Arnold slid the skiff silently ashore. At that moment two men appeared and grabbed the girl, pulling her from the boat. Arnold trembled with fear and began to pray. Someone grabbed his own arm and said, “You hungry, boy?” The last thing he had expected was being offered something to eat.
The girl was in good hands now. Arnold turned around and rowed himself back to Kentucky, hoping he would make it home undetected. The pretty girl was gone forever. She was well on her way to freedom, and Arnold was headed home with plenty to think about. Arnold would later recall: “I don’t know how I ever rowed the boat across the river. The current was strong and I was trembling. I couldn’t see a thing there in the dark, but I felt that girl’s eyes. We didn’t dare to whisper. So I couldn’t tell her how sure I was that Mr. Tabb or some of the other owners would ‘tear me up’ when they found out what I had done. I just knew they would find out.”
Although it took a while for Arnold to recover from his terrifying first trip across the river, he eventually realized that he could do it again. It came to be a well-kept secret that he was willing to assist runaways across the river. Typically, he preferred to meet his passengers on the darkest nights when their features would be obscured and he would thus later have a hard time identifying them. As the forms came up to him, Arnold would whisper, “What you say?” and if the correct password was given—“menare”—he would take them across the river. Arnold never knew the word’s meaning but thought it might have been a biblical term, though no such word is known.
Arnold Gragston began making three or four trips a month across the Ohio River, rowing under the night skies. Sometimes he carried just a few people; other times his skiff was full. Sometimes Arnold risked hiding fugitive slaves in barns until the “black nights” of the moon arrived. Instead of gaining his own freedom, he helped others attain theirs. Over a four-year period from 1859 to 1863, he helped liberate close to three hundred slaves, and never did he ask for anything in return.

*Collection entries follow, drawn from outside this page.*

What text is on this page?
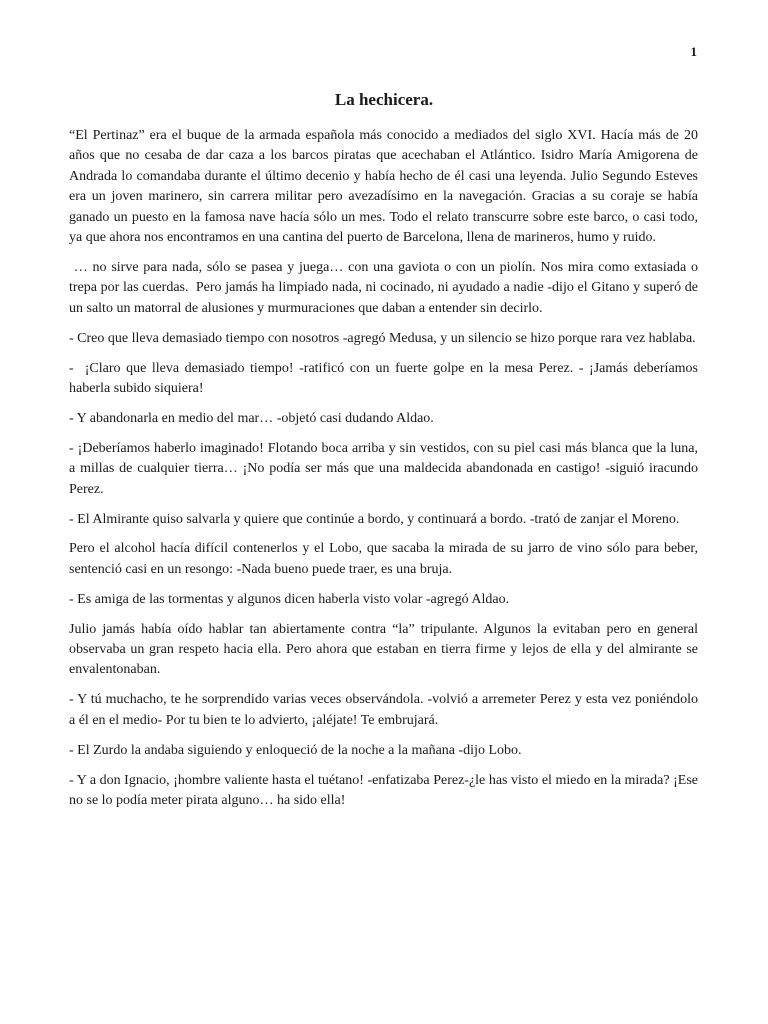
1
La hechicera.

“El Pertinaz” era el buque de la armada española más conocido a mediados del siglo XVI. Hacía más de 20 años que no cesaba de dar caza a los barcos piratas que acechaban el Atlántico. Isidro María Amigorena de Andrada lo comandaba durante el último decenio y había hecho de él casi una leyenda. Julio Segundo Esteves era un joven marinero, sin carrera militar pero avezadísimo en la navegación. Gracias a su coraje se había ganado un puesto en la famosa nave hacía sólo un mes. Todo el relato transcurre sobre este barco, o casi todo, ya que ahora nos encontramos en una cantina del puerto de Barcelona, llena de marineros, humo y ruido.

… no sirve para nada, sólo se pasea y juega… con una gaviota o con un piolín. Nos mira como extasiada o trepa por las cuerdas.  Pero jamás ha limpiado nada, ni cocinado, ni ayudado a nadie -dijo el Gitano y superó de un salto un matorral de alusiones y murmuraciones que daban a entender sin decirlo.

- Creo que lleva demasiado tiempo con nosotros -agregó Medusa, y un silencio se hizo porque rara vez hablaba.

-  ¡Claro que lleva demasiado tiempo! -ratificó con un fuerte golpe en la mesa Perez. - ¡Jamás deberíamos haberla subido siquiera!

- Y abandonarla en medio del mar… -objetó casi dudando Aldao.

- ¡Deberíamos haberlo imaginado! Flotando boca arriba y sin vestidos, con su piel casi más blanca que la luna, a millas de cualquier tierra… ¡No podía ser más que una maldecida abandonada en castigo! -siguió iracundo Perez.

- El Almirante quiso salvarla y quiere que continúe a bordo, y continuará a bordo. -trató de zanjar el Moreno.

Pero el alcohol hacía difícil contenerlos y el Lobo, que sacaba la mirada de su jarro de vino sólo para beber, sentenció casi en un resongo: -Nada bueno puede traer, es una bruja.

- Es amiga de las tormentas y algunos dicen haberla visto volar -agregó Aldao.

Julio jamás había oído hablar tan abiertamente contra “la” tripulante. Algunos la evitaban pero en general observaba un gran respeto hacia ella. Pero ahora que estaban en tierra firme y lejos de ella y del almirante se envalentonaban.

- Y tú muchacho, te he sorprendido varias veces observándola. -volvió a arremeter Perez y esta vez poniéndolo a él en el medio- Por tu bien te lo advierto, ¡aléjate! Te embrujará.

- El Zurdo la andaba siguiendo y enloqueció de la noche a la mañana -dijo Lobo.

- Y a don Ignacio, ¡hombre valiente hasta el tuétano! -enfatizaba Perez-¿le has visto el miedo en la mirada? ¡Ese no se lo podía meter pirata alguno… ha sido ella!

In 1863 after rowing twelve fugitives across the river, Arnold was nearly apprehended. To avoid being caught, he hid out for weeks, sleeping in fields and in the woods. His days of portaging passengers to freedom were over. He was married by this time, and when an opportunity finally presented itself, he took his wife Sallie as his last passenger across the Ohio River. It seemed like he was pulling the weight of the world in the boat that night, rowing them toward the familiar light up the bank.
Arnold and Sallie Gragston went on to Detroit, Michigan, for fear of being captured, coming back to Bracken County, Kentucky, to farm in the 1880s. They would have ten children and thirty-one grandchildren. Over the years Arnold would visit his family who lived on land that had once been the Tabb farm where Gragston had been enslaved. He would sit on the front porch, in a chair surrounded by his great-great-grandchildren, and retell the story of his first adventure across the Ohio River. Upon his death in 1938, well into his nineties, Arnold was fondly remembered as a wonderful storyteller. He would recount river crossings during storms, using leaky boats, and sometimes having to threaten passengers to silence so as not to alert the patrollers.
The Broadway Christian Church in Germantown, Kentucky, where Arnold Gragston was both a deacon and cofounder, still holds monthly services to this day. A historic marker in Germantown reminds everyone that Arnold Gragston’s story was one of courage and hope. This well-respected, daring oarsman was laid to rest in the Greenlawn Cemetery in Ripley, Ohio, where he had first rowed so many to freedom.